If you do all these things, children will have a repertory of poetry they feel they own, rather than poetry that is handed to them because it's "good for them", or that they are being tested on.
When it comes to writing, you could use the starting points that poems offer, often as a result of the conversations that crop up out of the reading and performing. It is better to let this grow rather than say: let's imitate that poem.
Other starting points are the stories and anecdotes that you and they tell, or read from a book. Poems can relate these, or you can freeze a moment in the story and from within that moment you can be someone or something - a character or an object - and from that person or thing's point of view you can write about what you might be thinking, seeing, saying, hearing or doing (or just one or two of these things).
Using those questions, you can move from situations (eg being told off, not wanting to go to bed, sitting in the doctor's waiting room, eating breakfast, yawning) to characters (eg yourself, your mum, Superman), to objects (eg a leaf, the sun, a parking meter, a car wheel) and write using those seeing, saying, hearing, thinking and doing questions.
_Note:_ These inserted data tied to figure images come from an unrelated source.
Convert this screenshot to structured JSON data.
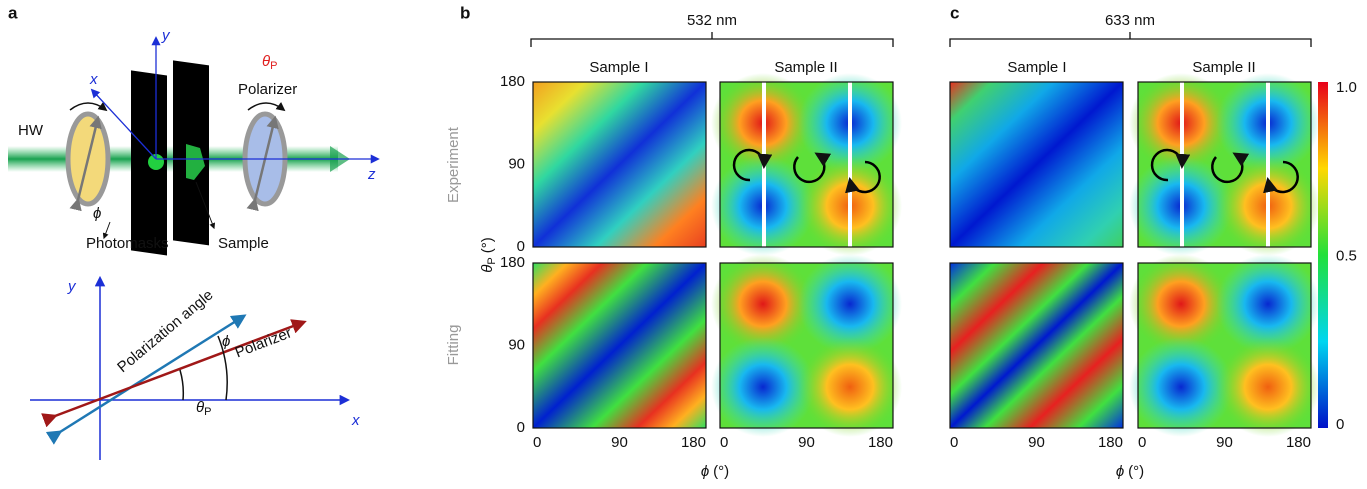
{
  "panel_a": {
    "label": "a",
    "schematic": {
      "hw": "HW",
      "phi": "ϕ",
      "photomasks": "Photomasks",
      "sample": "Sample",
      "theta": "θ",
      "theta_sub": "P",
      "polarizer": "Polarizer",
      "x": "x",
      "y": "y",
      "z": "z"
    },
    "angle_diagram": {
      "x": "x",
      "y": "y",
      "polarization_angle": "Polarization angle",
      "polarizer": "Polarizer",
      "phi": "ϕ",
      "theta": "θ",
      "theta_sub": "P"
    }
  },
  "panel_b": {
    "label": "b",
    "wavelength": "532 nm",
    "columns": [
      "Sample I",
      "Sample II"
    ]
  },
  "panel_c": {
    "label": "c",
    "wavelength": "633 nm",
    "columns": [
      "Sample I",
      "Sample II"
    ]
  },
  "rows": [
    "Experiment",
    "Fitting"
  ],
  "y_axis": {
    "symbol": "θ",
    "sub": "P",
    "unit": "(°)",
    "ticks": [
      "180",
      "90",
      "0"
    ]
  },
  "x_axis": {
    "symbol": "ϕ",
    "unit": "(°)",
    "ticks": [
      "0",
      "90",
      "180"
    ]
  },
  "colorbar": {
    "ticks": [
      "1.0",
      "0.5",
      "0"
    ]
  }
}
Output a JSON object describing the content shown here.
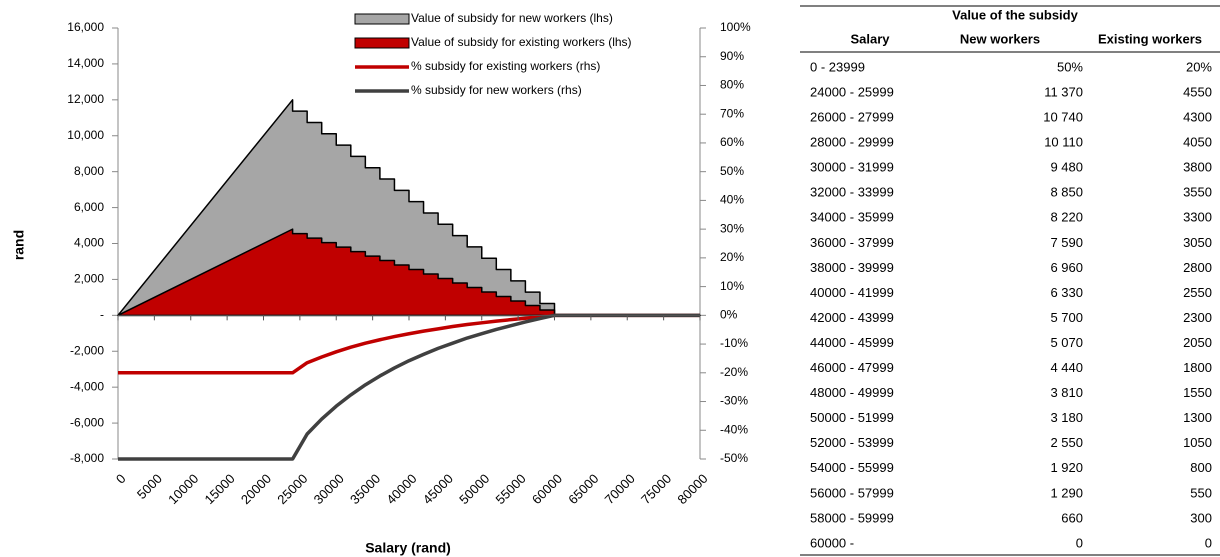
{
  "chart_data": {
    "type": "combo",
    "x_label": "Salary (rand)",
    "y_label": "rand",
    "x": [
      0,
      24000,
      24000,
      26000,
      26000,
      28000,
      28000,
      30000,
      30000,
      32000,
      32000,
      34000,
      34000,
      36000,
      36000,
      38000,
      38000,
      40000,
      40000,
      42000,
      42000,
      44000,
      44000,
      46000,
      46000,
      48000,
      48000,
      50000,
      50000,
      52000,
      52000,
      54000,
      54000,
      56000,
      56000,
      58000,
      58000,
      60000,
      60000,
      80000
    ],
    "xlim": [
      0,
      80000
    ],
    "xticks": [
      0,
      5000,
      10000,
      15000,
      20000,
      25000,
      30000,
      35000,
      40000,
      45000,
      50000,
      55000,
      60000,
      65000,
      70000,
      75000,
      80000
    ],
    "ylim": [
      -8000,
      16000
    ],
    "yticks": [
      {
        "value": 16000,
        "label": "16,000"
      },
      {
        "value": 14000,
        "label": "14,000"
      },
      {
        "value": 12000,
        "label": "12,000"
      },
      {
        "value": 10000,
        "label": "10,000"
      },
      {
        "value": 8000,
        "label": "8,000"
      },
      {
        "value": 6000,
        "label": "6,000"
      },
      {
        "value": 4000,
        "label": "4,000"
      },
      {
        "value": 2000,
        "label": "2,000"
      },
      {
        "value": 0,
        "label": "-"
      },
      {
        "value": -2000,
        "label": "-2,000"
      },
      {
        "value": -4000,
        "label": "-4,000"
      },
      {
        "value": -6000,
        "label": "-6,000"
      },
      {
        "value": -8000,
        "label": "-8,000"
      }
    ],
    "y2lim": [
      -50,
      100
    ],
    "y2ticks": [
      {
        "value": 100,
        "label": "100%"
      },
      {
        "value": 90,
        "label": "90%"
      },
      {
        "value": 80,
        "label": "80%"
      },
      {
        "value": 70,
        "label": "70%"
      },
      {
        "value": 60,
        "label": "60%"
      },
      {
        "value": 50,
        "label": "50%"
      },
      {
        "value": 40,
        "label": "40%"
      },
      {
        "value": 30,
        "label": "30%"
      },
      {
        "value": 20,
        "label": "20%"
      },
      {
        "value": 10,
        "label": "10%"
      },
      {
        "value": 0,
        "label": "0%"
      },
      {
        "value": -10,
        "label": "-10%"
      },
      {
        "value": -20,
        "label": "-20%"
      },
      {
        "value": -30,
        "label": "-30%"
      },
      {
        "value": -40,
        "label": "-40%"
      },
      {
        "value": -50,
        "label": "-50%"
      }
    ],
    "series": [
      {
        "name": "Value of subsidy for new workers (lhs)",
        "type": "area",
        "color": "#a6a6a6",
        "values": [
          0,
          12000,
          11370,
          11370,
          10740,
          10740,
          10110,
          10110,
          9480,
          9480,
          8850,
          8850,
          8220,
          8220,
          7590,
          7590,
          6960,
          6960,
          6330,
          6330,
          5700,
          5700,
          5070,
          5070,
          4440,
          4440,
          3810,
          3810,
          3180,
          3180,
          2550,
          2550,
          1920,
          1920,
          1290,
          1290,
          660,
          660,
          0,
          0
        ]
      },
      {
        "name": "Value of subsidy for existing workers (lhs)",
        "type": "area",
        "color": "#c00000",
        "values": [
          0,
          4800,
          4550,
          4550,
          4300,
          4300,
          4050,
          4050,
          3800,
          3800,
          3550,
          3550,
          3300,
          3300,
          3050,
          3050,
          2800,
          2800,
          2550,
          2550,
          2300,
          2300,
          2050,
          2050,
          1800,
          1800,
          1550,
          1550,
          1300,
          1300,
          1050,
          1050,
          800,
          800,
          550,
          550,
          300,
          300,
          0,
          0
        ]
      },
      {
        "name": "% subsidy for existing workers (rhs)",
        "type": "line",
        "axis": "y2",
        "color": "#c00000",
        "x": [
          0,
          24000,
          26000,
          28000,
          30000,
          32000,
          34000,
          36000,
          38000,
          40000,
          42000,
          44000,
          46000,
          48000,
          50000,
          52000,
          54000,
          56000,
          58000,
          60000,
          80000
        ],
        "values": [
          -20,
          -20,
          -16.5,
          -14.5,
          -12.7,
          -11.1,
          -9.7,
          -8.5,
          -7.4,
          -6.4,
          -5.5,
          -4.7,
          -3.9,
          -3.2,
          -2.6,
          -2.0,
          -1.5,
          -1.0,
          -0.5,
          0,
          0
        ]
      },
      {
        "name": "% subsidy for new workers (rhs)",
        "type": "line",
        "axis": "y2",
        "color": "#404040",
        "x": [
          0,
          24000,
          26000,
          28000,
          30000,
          32000,
          34000,
          36000,
          38000,
          40000,
          42000,
          44000,
          46000,
          48000,
          50000,
          52000,
          54000,
          56000,
          58000,
          60000,
          80000
        ],
        "values": [
          -50,
          -50,
          -41.3,
          -36.1,
          -31.6,
          -27.7,
          -24.2,
          -21.1,
          -18.3,
          -15.8,
          -13.6,
          -11.5,
          -9.7,
          -7.9,
          -6.4,
          -4.9,
          -3.6,
          -2.3,
          -1.1,
          0,
          0
        ]
      }
    ]
  },
  "table": {
    "group_header": "Value of the subsidy",
    "columns": [
      "Salary",
      "New workers",
      "Existing workers"
    ],
    "rows": [
      [
        "0 - 23999",
        "50%",
        "20%"
      ],
      [
        "24000 - 25999",
        "11 370",
        "4550"
      ],
      [
        "26000 - 27999",
        "10 740",
        "4300"
      ],
      [
        "28000 - 29999",
        "10 110",
        "4050"
      ],
      [
        "30000 - 31999",
        "9 480",
        "3800"
      ],
      [
        "32000 - 33999",
        "8 850",
        "3550"
      ],
      [
        "34000 - 35999",
        "8 220",
        "3300"
      ],
      [
        "36000 - 37999",
        "7 590",
        "3050"
      ],
      [
        "38000 - 39999",
        "6 960",
        "2800"
      ],
      [
        "40000 - 41999",
        "6 330",
        "2550"
      ],
      [
        "42000 - 43999",
        "5 700",
        "2300"
      ],
      [
        "44000 - 45999",
        "5 070",
        "2050"
      ],
      [
        "46000 - 47999",
        "4 440",
        "1800"
      ],
      [
        "48000 - 49999",
        "3 810",
        "1550"
      ],
      [
        "50000 - 51999",
        "3 180",
        "1300"
      ],
      [
        "52000 - 53999",
        "2 550",
        "1050"
      ],
      [
        "54000 - 55999",
        "1 920",
        "800"
      ],
      [
        "56000 - 57999",
        "1 290",
        "550"
      ],
      [
        "58000 - 59999",
        "660",
        "300"
      ],
      [
        "60000 -",
        "0",
        "0"
      ]
    ]
  }
}
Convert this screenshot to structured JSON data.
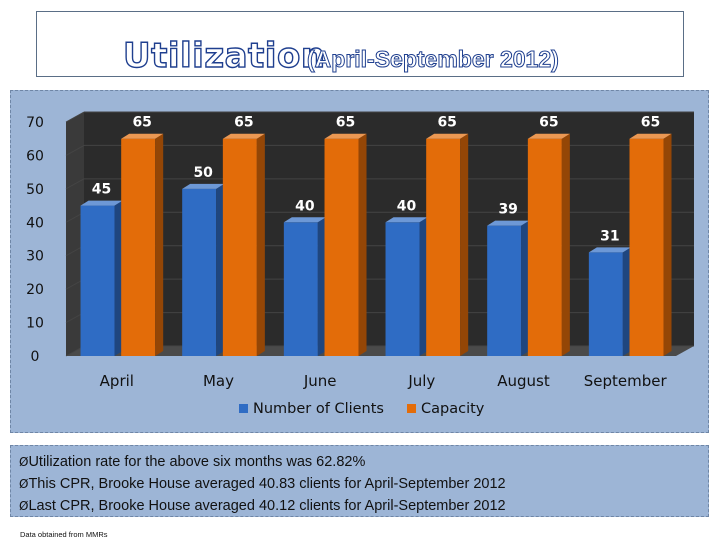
{
  "title": {
    "main": "Utilization",
    "sub": "(April-September 2012)"
  },
  "chart_data": {
    "type": "bar",
    "categories": [
      "April",
      "May",
      "June",
      "July",
      "August",
      "September"
    ],
    "series": [
      {
        "name": "Number of Clients",
        "values": [
          45,
          50,
          40,
          40,
          39,
          31
        ],
        "color": "#2f6cc4"
      },
      {
        "name": "Capacity",
        "values": [
          65,
          65,
          65,
          65,
          65,
          65
        ],
        "color": "#e36c09"
      }
    ],
    "ylim": [
      0,
      70
    ],
    "yticks": [
      "0",
      "10",
      "20",
      "30",
      "40",
      "50",
      "60",
      "70"
    ],
    "data_labels": true,
    "legend": "bottom",
    "style": "3d"
  },
  "bullets": {
    "marker": "Ø",
    "items": [
      "Utilization rate for the above six months was 62.82%",
      "This CPR, Brooke House averaged 40.83 clients for April-September 2012",
      "Last CPR, Brooke House averaged 40.12 clients for April-September 2012"
    ]
  },
  "footnote": "Data obtained from MMRs"
}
These questions also give you a critical language. Most poems are made up of seeing, saying, hearing, thinking and doing. We have another raft of names for it, (monologue, imagism, stream of consciousness, action, narrative and the rest) but the terms I use are simple and accessible. It means that when you come to look at poems you and the children can ask: am I reading about seeing or thinking here? Or is it doing and saying?
In short, I don't believe there are simple quick answers to writing thoughtful, well-made poems. Of course, you can ask children to copy, imitate and follow formulae handed down from on high and some children will produce. I'm suggesting another pathway - one that should make writing and reading poetry matter to the people doing it, rather than simply pleasing a higher authority.